I wasn’t sure I agreed with him. I did like to do my own thing, and I certainly could be described as independent, but I wouldn’t exactly say that I didn’t need anyone.

I thoroughly enjoyed my first road trip with John. We blasted Michael Jackson and both sang along, loudly, laughing at each other and arguing over who was the most tone deaf. John liked to play car games, and was constantly inventing guessing games and scavenger hunts for me. It was silly, easy fun, and it made me ridiculously happy.

We arrived in Traverse City two and a half hours after leaving Alpena. “Wow,” John said, as we turned onto Highway 31. “This is beautiful.”

He wasn’t wrong.

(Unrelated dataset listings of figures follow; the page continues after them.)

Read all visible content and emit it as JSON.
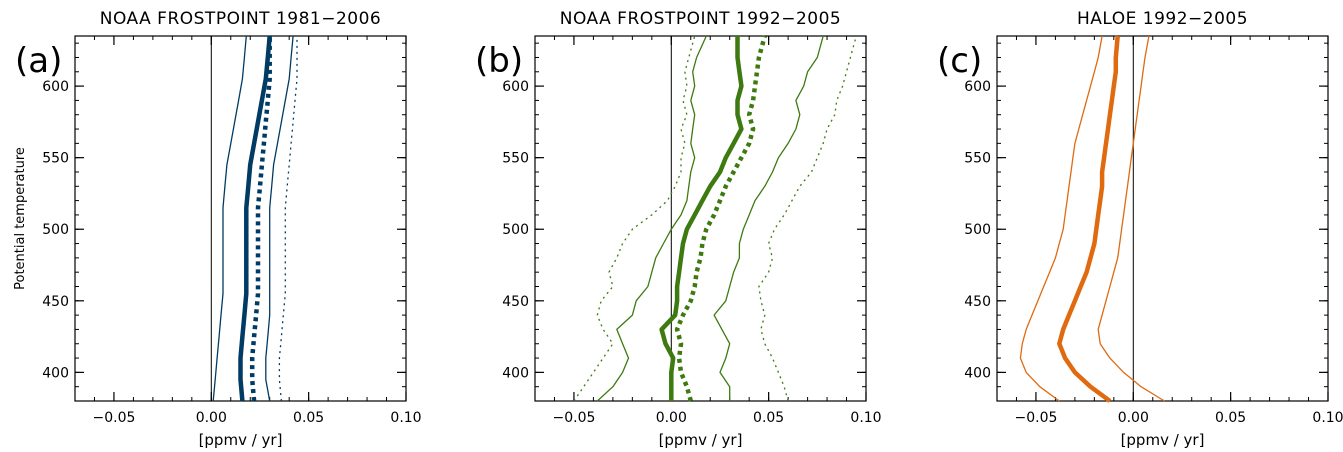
{
  "chart_data": [
    {
      "type": "line",
      "panel_label": "(a)",
      "title": "NOAA FROSTPOINT 1981−2006",
      "xlabel": "[ppmv / yr]",
      "ylabel": "Potential temperature",
      "xlim": [
        -0.07,
        0.1
      ],
      "ylim": [
        380,
        635
      ],
      "xticks": [
        -0.05,
        0.0,
        0.05,
        0.1
      ],
      "xtick_labels": [
        "−0.05",
        "0.00",
        "0.05",
        "0.10"
      ],
      "yticks": [
        400,
        450,
        500,
        550,
        600
      ],
      "ytick_labels": [
        "400",
        "450",
        "500",
        "550",
        "600"
      ],
      "color": "#003B63",
      "zero_line": true,
      "series": [
        {
          "style": "thin-solid",
          "theta": [
            380,
            395,
            410,
            425,
            440,
            455,
            470,
            485,
            500,
            515,
            530,
            545,
            560,
            575,
            590,
            605,
            620,
            635
          ],
          "values": [
            0.001,
            0.002,
            0.003,
            0.004,
            0.005,
            0.006,
            0.006,
            0.006,
            0.006,
            0.006,
            0.007,
            0.008,
            0.01,
            0.012,
            0.014,
            0.016,
            0.017,
            0.018
          ]
        },
        {
          "style": "thick-solid",
          "theta": [
            380,
            395,
            410,
            425,
            440,
            455,
            470,
            485,
            500,
            515,
            530,
            545,
            560,
            575,
            590,
            605,
            620,
            635
          ],
          "values": [
            0.016,
            0.015,
            0.015,
            0.016,
            0.017,
            0.018,
            0.018,
            0.018,
            0.018,
            0.018,
            0.019,
            0.02,
            0.022,
            0.024,
            0.026,
            0.028,
            0.029,
            0.03
          ]
        },
        {
          "style": "thick-dotted",
          "theta": [
            380,
            395,
            410,
            425,
            440,
            455,
            470,
            485,
            500,
            515,
            530,
            545,
            560,
            575,
            590,
            605,
            620,
            635
          ],
          "values": [
            0.022,
            0.021,
            0.021,
            0.022,
            0.023,
            0.024,
            0.024,
            0.024,
            0.024,
            0.024,
            0.025,
            0.026,
            0.027,
            0.028,
            0.029,
            0.03,
            0.03,
            0.03
          ]
        },
        {
          "style": "thin-solid",
          "theta": [
            380,
            395,
            410,
            425,
            440,
            455,
            470,
            485,
            500,
            515,
            530,
            545,
            560,
            575,
            590,
            605,
            620,
            635
          ],
          "values": [
            0.03,
            0.028,
            0.028,
            0.029,
            0.03,
            0.03,
            0.03,
            0.03,
            0.03,
            0.03,
            0.031,
            0.032,
            0.034,
            0.036,
            0.038,
            0.04,
            0.041,
            0.042
          ]
        },
        {
          "style": "thin-dotted",
          "theta": [
            380,
            395,
            410,
            425,
            440,
            455,
            470,
            485,
            500,
            515,
            530,
            545,
            560,
            575,
            590,
            605,
            620,
            635
          ],
          "values": [
            0.036,
            0.035,
            0.035,
            0.036,
            0.037,
            0.038,
            0.038,
            0.038,
            0.038,
            0.038,
            0.039,
            0.04,
            0.041,
            0.042,
            0.043,
            0.044,
            0.044,
            0.044
          ]
        }
      ]
    },
    {
      "type": "line",
      "panel_label": "(b)",
      "title": "NOAA FROSTPOINT 1992−2005",
      "xlabel": "[ppmv / yr]",
      "ylabel": "",
      "xlim": [
        -0.07,
        0.1
      ],
      "ylim": [
        380,
        635
      ],
      "xticks": [
        -0.05,
        0.0,
        0.05,
        0.1
      ],
      "xtick_labels": [
        "−0.05",
        "0.00",
        "0.05",
        "0.10"
      ],
      "yticks": [
        400,
        450,
        500,
        550,
        600
      ],
      "ytick_labels": [
        "400",
        "450",
        "500",
        "550",
        "600"
      ],
      "color": "#3D7A10",
      "zero_line": true,
      "series": [
        {
          "style": "thin-dotted",
          "theta": [
            380,
            390,
            400,
            410,
            420,
            430,
            440,
            450,
            460,
            470,
            480,
            490,
            500,
            510,
            520,
            530,
            540,
            550,
            560,
            570,
            580,
            590,
            600,
            610,
            620,
            635
          ],
          "values": [
            -0.05,
            -0.045,
            -0.04,
            -0.035,
            -0.03,
            -0.035,
            -0.038,
            -0.036,
            -0.03,
            -0.032,
            -0.028,
            -0.025,
            -0.02,
            -0.01,
            -0.002,
            0.002,
            0.005,
            0.005,
            0.007,
            0.005,
            0.008,
            0.006,
            0.008,
            0.007,
            0.009,
            0.012
          ]
        },
        {
          "style": "thin-solid",
          "theta": [
            380,
            390,
            400,
            410,
            420,
            430,
            440,
            450,
            460,
            470,
            480,
            490,
            500,
            510,
            520,
            530,
            540,
            550,
            560,
            570,
            580,
            590,
            600,
            610,
            620,
            635
          ],
          "values": [
            -0.038,
            -0.03,
            -0.025,
            -0.022,
            -0.025,
            -0.028,
            -0.02,
            -0.018,
            -0.012,
            -0.01,
            -0.008,
            -0.004,
            0.0,
            0.005,
            0.008,
            0.009,
            0.01,
            0.012,
            0.01,
            0.011,
            0.012,
            0.01,
            0.012,
            0.011,
            0.013,
            0.018
          ]
        },
        {
          "style": "thick-solid",
          "theta": [
            380,
            390,
            400,
            410,
            420,
            430,
            440,
            450,
            460,
            470,
            480,
            490,
            500,
            510,
            520,
            530,
            540,
            550,
            560,
            570,
            580,
            590,
            600,
            610,
            620,
            635
          ],
          "values": [
            0.0,
            0.0,
            0.0,
            0.001,
            -0.003,
            -0.005,
            0.002,
            0.003,
            0.003,
            0.004,
            0.005,
            0.006,
            0.008,
            0.012,
            0.016,
            0.02,
            0.025,
            0.028,
            0.032,
            0.036,
            0.034,
            0.034,
            0.036,
            0.035,
            0.034,
            0.034
          ]
        },
        {
          "style": "thick-dotted",
          "theta": [
            380,
            390,
            400,
            410,
            420,
            430,
            440,
            450,
            460,
            470,
            480,
            490,
            500,
            510,
            520,
            530,
            540,
            550,
            560,
            570,
            580,
            590,
            600,
            610,
            620,
            635
          ],
          "values": [
            0.01,
            0.008,
            0.005,
            0.004,
            0.005,
            0.003,
            0.006,
            0.01,
            0.012,
            0.013,
            0.015,
            0.016,
            0.018,
            0.022,
            0.025,
            0.028,
            0.032,
            0.036,
            0.04,
            0.042,
            0.04,
            0.042,
            0.043,
            0.044,
            0.045,
            0.048
          ]
        },
        {
          "style": "thin-solid",
          "theta": [
            380,
            390,
            400,
            410,
            420,
            430,
            440,
            450,
            460,
            470,
            480,
            490,
            500,
            510,
            520,
            530,
            540,
            550,
            560,
            570,
            580,
            590,
            600,
            610,
            620,
            635
          ],
          "values": [
            0.03,
            0.03,
            0.025,
            0.028,
            0.03,
            0.026,
            0.022,
            0.028,
            0.03,
            0.032,
            0.035,
            0.035,
            0.037,
            0.04,
            0.043,
            0.048,
            0.052,
            0.055,
            0.06,
            0.064,
            0.066,
            0.064,
            0.068,
            0.07,
            0.075,
            0.078
          ]
        },
        {
          "style": "thin-dotted",
          "theta": [
            380,
            390,
            400,
            410,
            420,
            430,
            440,
            450,
            460,
            470,
            480,
            490,
            500,
            510,
            520,
            530,
            540,
            550,
            560,
            570,
            580,
            590,
            600,
            610,
            620,
            635
          ],
          "values": [
            0.06,
            0.058,
            0.055,
            0.052,
            0.048,
            0.046,
            0.048,
            0.046,
            0.045,
            0.05,
            0.052,
            0.05,
            0.053,
            0.058,
            0.062,
            0.066,
            0.072,
            0.075,
            0.078,
            0.08,
            0.084,
            0.085,
            0.088,
            0.09,
            0.092,
            0.095
          ]
        }
      ]
    },
    {
      "type": "line",
      "panel_label": "(c)",
      "title": "HALOE 1992−2005",
      "xlabel": "[ppmv / yr]",
      "ylabel": "",
      "xlim": [
        -0.07,
        0.1
      ],
      "ylim": [
        380,
        635
      ],
      "xticks": [
        -0.05,
        0.0,
        0.05,
        0.1
      ],
      "xtick_labels": [
        "−0.05",
        "0.00",
        "0.05",
        "0.10"
      ],
      "yticks": [
        400,
        450,
        500,
        550,
        600
      ],
      "ytick_labels": [
        "400",
        "450",
        "500",
        "550",
        "600"
      ],
      "color": "#E06A10",
      "zero_line": true,
      "series": [
        {
          "style": "thin-solid",
          "theta": [
            380,
            390,
            400,
            410,
            420,
            430,
            440,
            450,
            460,
            470,
            480,
            490,
            500,
            510,
            520,
            530,
            540,
            550,
            560,
            570,
            580,
            590,
            600,
            610,
            620,
            635
          ],
          "values": [
            -0.038,
            -0.048,
            -0.055,
            -0.058,
            -0.057,
            -0.055,
            -0.052,
            -0.049,
            -0.046,
            -0.043,
            -0.04,
            -0.038,
            -0.036,
            -0.035,
            -0.034,
            -0.033,
            -0.032,
            -0.031,
            -0.03,
            -0.028,
            -0.026,
            -0.024,
            -0.022,
            -0.02,
            -0.018,
            -0.016
          ]
        },
        {
          "style": "thick-solid",
          "theta": [
            380,
            390,
            400,
            410,
            420,
            430,
            440,
            450,
            460,
            470,
            480,
            490,
            500,
            510,
            520,
            530,
            540,
            550,
            560,
            570,
            580,
            590,
            600,
            610,
            620,
            635
          ],
          "values": [
            -0.012,
            -0.022,
            -0.03,
            -0.035,
            -0.038,
            -0.036,
            -0.033,
            -0.03,
            -0.027,
            -0.024,
            -0.022,
            -0.02,
            -0.019,
            -0.018,
            -0.017,
            -0.016,
            -0.016,
            -0.015,
            -0.014,
            -0.013,
            -0.012,
            -0.011,
            -0.01,
            -0.009,
            -0.009,
            -0.008
          ]
        },
        {
          "style": "thin-solid",
          "theta": [
            380,
            390,
            400,
            410,
            420,
            430,
            440,
            450,
            460,
            470,
            480,
            490,
            500,
            510,
            520,
            530,
            540,
            550,
            560,
            570,
            580,
            590,
            600,
            610,
            620,
            635
          ],
          "values": [
            0.016,
            0.004,
            -0.005,
            -0.012,
            -0.017,
            -0.018,
            -0.016,
            -0.014,
            -0.012,
            -0.01,
            -0.008,
            -0.007,
            -0.006,
            -0.005,
            -0.004,
            -0.003,
            -0.002,
            -0.001,
            0.0,
            0.001,
            0.002,
            0.003,
            0.004,
            0.005,
            0.006,
            0.008
          ]
        }
      ]
    }
  ]
}
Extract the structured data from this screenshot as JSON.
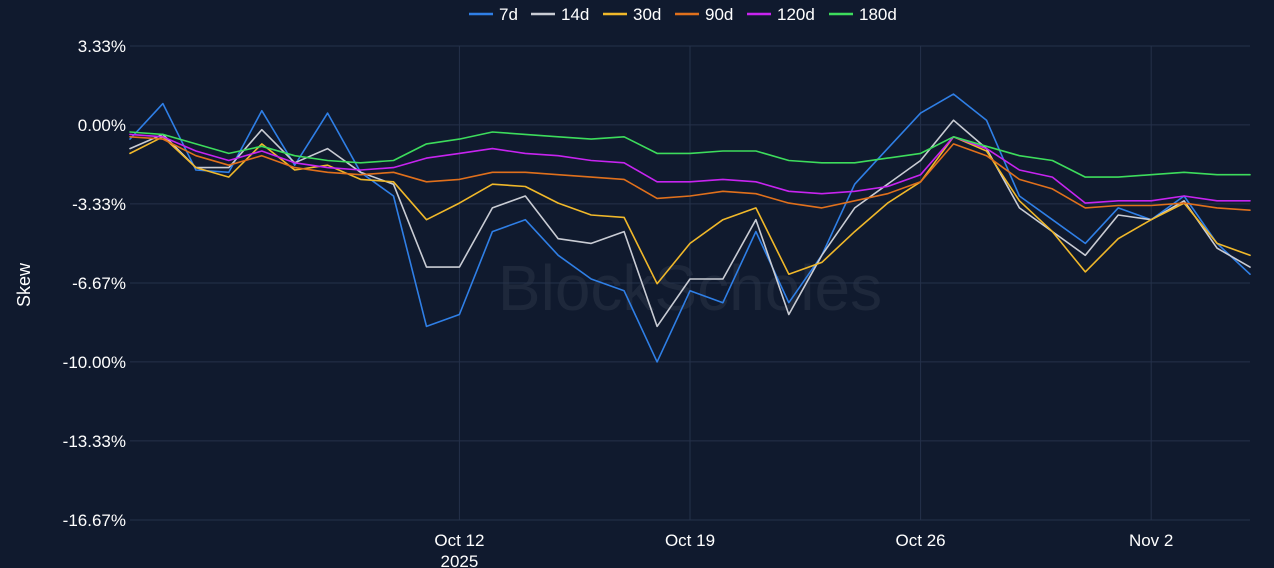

Traverse City is spread out along two distinct bays on Lake Michigan. In the strong March sunlight, the bays shone a cerulean blue. “Our resort is right on the water,” I told him.

“I wish it was warm enough to swim in that,” he said, looking out over the water as we drove.

“I’ve swum in colder than this. You’re such a wimp,” I scoffed.

Our resort was lovely, exactly as it had been advertised on TripAdvisor. It was larger than anything I would want to run myself, but I couldn’t help but be jealous of their rich furnishings and luxe style. They had somehow nailed the exact north-woods chic I had always wished I could create at Murray Inn, if only my parents would relent.

“Do you approve?” John asked, watching me look around the lobby. I smiled at him.

“Very much.”

John had booked a suite for us. We had perfect views of the bay from our windows and a sliding glass door that led out to the balcony. There was a small living area with a fireplace and several overstuffed couches. I could just imagine curling up with John before bed.

Speaking of which… “This is nice,” John called out from the bedroom. “But something’s missing.”

I found him in the bedroom, standing in front of the oak sleigh bed. The mattress looked huge and beyond comfortable, and the linens and pillows were clearly top of the line. I was pleased to see a fireplace in this room as well, and could just make out a Jacuzzi tub in the bathroom.

“What’s missing?” I asked, looking around. It looked pretty perfect to me. Suddenly, John grabbed me and tossed me on the bed, making me squeal. “Hey!” I shouted as he jumped up after me, making me bounce on the mattress.

“That’s better,” he said, supporting himself on his elbows. “The room was missing a gorgeous girl on this giant bed.”

I laughed and threw a pillow at him. “Dork.”

“Hey,” he protested, pulling me on top of him and trapping my arms in his strong hands. “Throwing pillows is not nice.”

“Neither is throwing
me
,” I shot back.

John gave me a wicked little grin. “Sorry. Can I make it up to you?”

“You have to work,” I said, turning to find a clock, but John pulled me down to kiss me.

“Work can wait,” he mumbled against my mouth. “Everything can wait.”